The fire extinguisher idea scares me a little only because my luck someone would grab the powder bottle by mistake and i'd really have a ghost walking on stage, and not a happy one at that

I think I might head towards the split screen image idea, I can hide the front projector in a doghouse down stage. Any Ideas for the fabric walls ? and I was thinking for the little sparkly lights I use fishline with small mirrors attached and can shimmer with light as he steps through and onto the platform, maybe downlight with an intense beam...

Thanks again for all the ideas

Sean...


----------



## FatherMurphy (May 27, 2011)

Here's another low-tech possibility - get a piece of mylar rain curtain, and tie it to a circle hung horizontally just over the set's top edge, with slits in the wall on at least one side. Start with rain curtain upstage, during the transport effect turn the circle and curtain so it comes through the slit on one side so it's downstage of the wall, actor enters upstage of rain curtain, and then rain curtain goes back offstage, revealing actor.
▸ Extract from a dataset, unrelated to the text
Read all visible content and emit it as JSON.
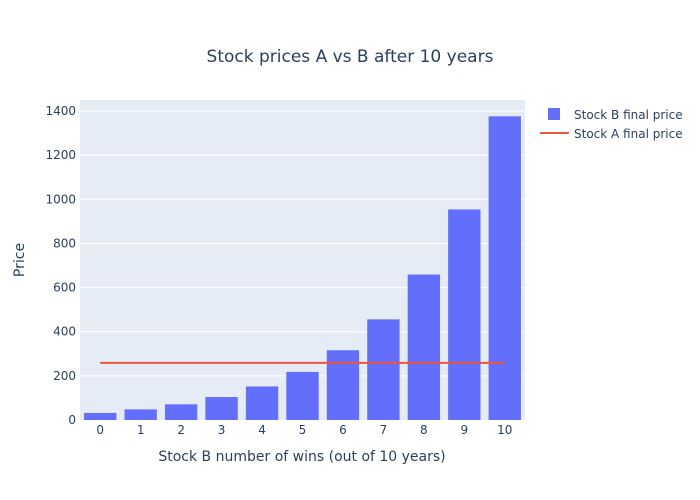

Otherwise, the VNSP downlight seems like a cheap and effective method, perhaps combined with mylar coins in a small snowbag.


----------



## ruinexplorer (May 29, 2011)

I love Pepper's Ghost, but the biggest challenge is getting the audience in the narrow field of vision where it works well. If you can find the Magic's Secrets revealed (masked magician) where they do the PG effect (girl turns into the magician or something like that), you will see how off it can be if you are observing it from the wrong angle. If you've ever gone to the Haunted Mansion at a Disney theme park, you have a great example of PG in action. 
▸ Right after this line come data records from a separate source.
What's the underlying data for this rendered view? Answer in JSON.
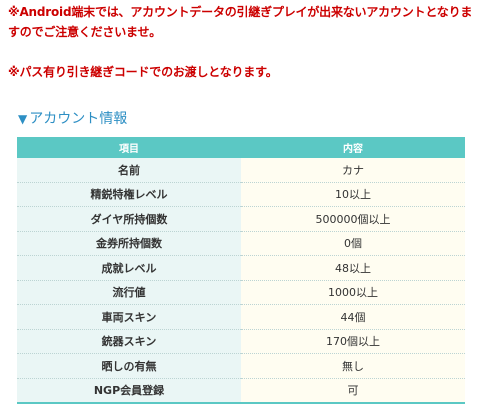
{
  "notices": [
    "※Android端末では、アカウントデータの引継ぎプレイが出来ないアカウントとなりますのでご注意くださいませ。",
    "※パス有り引き継ぎコードでのお渡しとなります。"
  ],
  "section": {
    "marker": "▼",
    "title": "アカウント情報"
  },
  "table": {
    "headers": [
      "項目",
      "内容"
    ],
    "rows": [
      {
        "label": "名前",
        "value": "カナ"
      },
      {
        "label": "精鋭特権レベル",
        "value": "10以上"
      },
      {
        "label": "ダイヤ所持個数",
        "value": "500000個以上"
      },
      {
        "label": "金券所持個数",
        "value": "0個"
      },
      {
        "label": "成就レベル",
        "value": "48以上"
      },
      {
        "label": "流行値",
        "value": "1000以上"
      },
      {
        "label": "車両スキン",
        "value": "44個"
      },
      {
        "label": "銃器スキン",
        "value": "170個以上"
      },
      {
        "label": "晒しの有無",
        "value": "無し"
      },
      {
        "label": "NGP会員登録",
        "value": "可"
      }
    ]
  },
  "colors": {
    "notice": "#cc0000",
    "title": "#2d8fc4",
    "header_bg": "#5bc8c4",
    "key_bg": "#eaf6f5",
    "value_bg": "#fffdf1"
  }
}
I'm thinking that if you have a midstage traveller, part way open with a scrim immediately upstage and a drop or set piece upstage of that to resemble the transporter room. If you project the transporter room onto the scrim and then crossfade the projection and the light behind the scrim (maybe some sort of strobe or other effect either from the projector or other light source). Have a momentary blackout with the scrim to fly out to just above head height and have the VIP step out into a followspot or general wash while closing the midstage traveller.


----------



## MercyTech (Jun 7, 2011)

I am doing this effect as well, and I have had good luck with my initial tests.

I am having the actors stand on stage (this is for beaming onto the planet) in total darkness, and I am projecting the transporter effect onto their bodies. I have made custom masks from photos taken from the projectors' lens location.
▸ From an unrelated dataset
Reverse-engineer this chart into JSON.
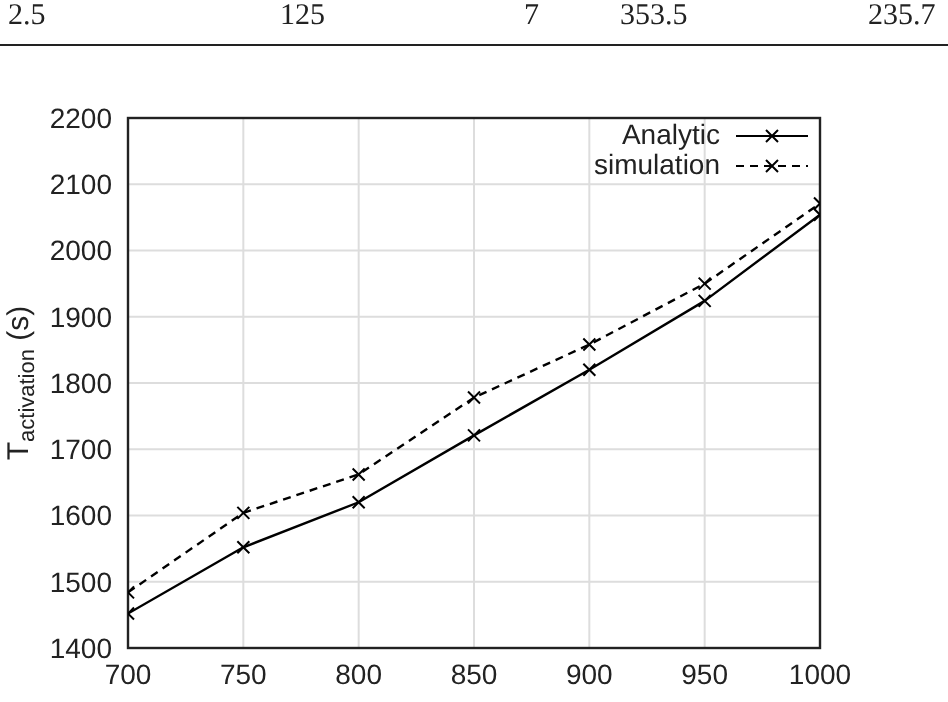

The hard part is that the actors have to be right on the mark.

Then I simply fade the projection down and fade the lights up.
It looks pretty good. I will upload a video soon.

Tim


----------



## Scarrgo (Sep 2, 2011)

Opening Day has come and gone, and The Transporter Room was a big hit. I was not totally happy with the outcome but we only got to rehearse it twice on Monday, and than on Wednesday morning had two crew changes, with no rehearsal. But in the end the boss was happy.
The joy of live theater....
I hope you enjoy...




Sean...


----------



## Nelson (Sep 3, 2011)

Now THAT is cool! Nice work, especially for such a small budget!


----------



## Scarrgo (Sep 3, 2011)

Thanks, I think I spent $48 on the screen, used 4yrds of white Rayon spandex stretched top to bottom. Two projectors shooting the same image, cross faded from front to rear. A 19 deg straight down w/twinspin (Apollo) out of focus. and some little tiny mirrors on fish line lifted up as they appear, than dropped as the lights restored...and as my daughter would say "Tay Dahhhhh"

Thanks

Sean...


----------